THE EVOLUTION OF THE HELIUM-IONIZING BACKGROUND ATz∼ 2-3

Abstract

Recent observations suggest that helium became fully ionized around redshift z ~ 3. The HeII optical depth derived from the Lyman-alpha forest decreases substantially from this period to z ~ 2; moreover, it fluctuates strongly near z ~ 3 and then evolves smoothly at lower redshifts. From these opacities, we compute, using a semi-analytic model, the evolution of the mean photoionization rate and the attenuation length for helium over the redshift range 2.0 < z < 3.2. This model includes an inhomogeneous metagalactic radiation background, which is expected during and after helium reionization. We find that assuming a uniform background underestimates the required photoionization rate by up to a factor ~2. When averaged over the (few) available lines of sight, the effective optical depth exhibits a discontinuity near z = 2.8, but the measurement uncertainties are sizable.
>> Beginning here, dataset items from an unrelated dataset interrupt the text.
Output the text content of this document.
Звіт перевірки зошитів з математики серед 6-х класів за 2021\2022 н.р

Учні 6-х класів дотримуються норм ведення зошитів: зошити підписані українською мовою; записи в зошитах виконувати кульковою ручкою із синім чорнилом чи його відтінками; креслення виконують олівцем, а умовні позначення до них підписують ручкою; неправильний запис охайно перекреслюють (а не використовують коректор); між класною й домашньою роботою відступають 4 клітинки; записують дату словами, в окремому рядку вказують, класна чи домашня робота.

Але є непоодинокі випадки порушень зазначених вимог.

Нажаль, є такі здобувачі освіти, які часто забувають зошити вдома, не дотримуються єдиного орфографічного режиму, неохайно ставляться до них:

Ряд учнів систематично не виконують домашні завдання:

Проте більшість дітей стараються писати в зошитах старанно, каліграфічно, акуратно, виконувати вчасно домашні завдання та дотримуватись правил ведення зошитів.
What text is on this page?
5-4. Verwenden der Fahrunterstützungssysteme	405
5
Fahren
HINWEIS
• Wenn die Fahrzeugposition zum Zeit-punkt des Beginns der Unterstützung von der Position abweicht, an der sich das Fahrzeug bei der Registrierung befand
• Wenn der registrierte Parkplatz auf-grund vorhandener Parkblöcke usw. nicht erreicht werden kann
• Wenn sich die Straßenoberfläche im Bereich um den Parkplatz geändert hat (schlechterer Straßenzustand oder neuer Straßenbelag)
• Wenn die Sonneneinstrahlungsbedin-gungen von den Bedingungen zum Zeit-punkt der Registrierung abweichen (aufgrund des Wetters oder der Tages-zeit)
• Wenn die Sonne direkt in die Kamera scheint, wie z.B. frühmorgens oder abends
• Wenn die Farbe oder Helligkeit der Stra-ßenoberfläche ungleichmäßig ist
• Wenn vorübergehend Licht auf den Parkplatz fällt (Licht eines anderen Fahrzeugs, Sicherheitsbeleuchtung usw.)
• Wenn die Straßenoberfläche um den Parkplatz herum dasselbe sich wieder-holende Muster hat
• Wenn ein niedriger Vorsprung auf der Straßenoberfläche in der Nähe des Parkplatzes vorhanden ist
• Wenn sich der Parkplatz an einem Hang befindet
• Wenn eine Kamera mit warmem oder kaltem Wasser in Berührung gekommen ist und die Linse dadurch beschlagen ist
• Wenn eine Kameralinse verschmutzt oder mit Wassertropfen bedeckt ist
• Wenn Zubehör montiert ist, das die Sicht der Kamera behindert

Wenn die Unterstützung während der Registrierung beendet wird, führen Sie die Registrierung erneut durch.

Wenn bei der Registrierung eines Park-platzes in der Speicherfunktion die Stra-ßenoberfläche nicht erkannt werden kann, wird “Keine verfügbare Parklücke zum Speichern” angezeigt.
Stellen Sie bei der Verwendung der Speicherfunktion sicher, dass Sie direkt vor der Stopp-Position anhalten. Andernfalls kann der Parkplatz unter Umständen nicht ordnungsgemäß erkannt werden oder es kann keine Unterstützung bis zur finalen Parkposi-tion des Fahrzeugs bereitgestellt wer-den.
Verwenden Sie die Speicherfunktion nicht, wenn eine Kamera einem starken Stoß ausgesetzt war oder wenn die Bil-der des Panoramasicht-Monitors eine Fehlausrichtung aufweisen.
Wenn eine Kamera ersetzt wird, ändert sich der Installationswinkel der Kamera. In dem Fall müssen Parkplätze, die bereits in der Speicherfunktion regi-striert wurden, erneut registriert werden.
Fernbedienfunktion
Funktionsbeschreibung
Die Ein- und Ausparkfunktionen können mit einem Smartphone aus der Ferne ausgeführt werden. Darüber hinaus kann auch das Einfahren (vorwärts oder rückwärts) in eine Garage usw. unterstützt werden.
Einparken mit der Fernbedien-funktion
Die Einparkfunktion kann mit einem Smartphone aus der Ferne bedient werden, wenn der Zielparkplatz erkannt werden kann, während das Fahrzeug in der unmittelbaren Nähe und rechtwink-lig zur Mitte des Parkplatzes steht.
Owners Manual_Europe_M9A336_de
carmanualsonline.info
This feature translates into a jump in the photoionization rate and, provided the quasar emissivity evolves smoothly, in the effective attenuation length, perhaps signaling the helium reionization era. We then compute the evolution of the effective optical depth for a variety of simple helium reionization models, in which the measured quasar luminosity function and the attenuation length, as well as the evolving HeIII fraction, are inputs. A model with reionization ending around redshift z ~ 2.7 is most consistent with the data, although the constraints are not strong thanks to the sparseness of the data.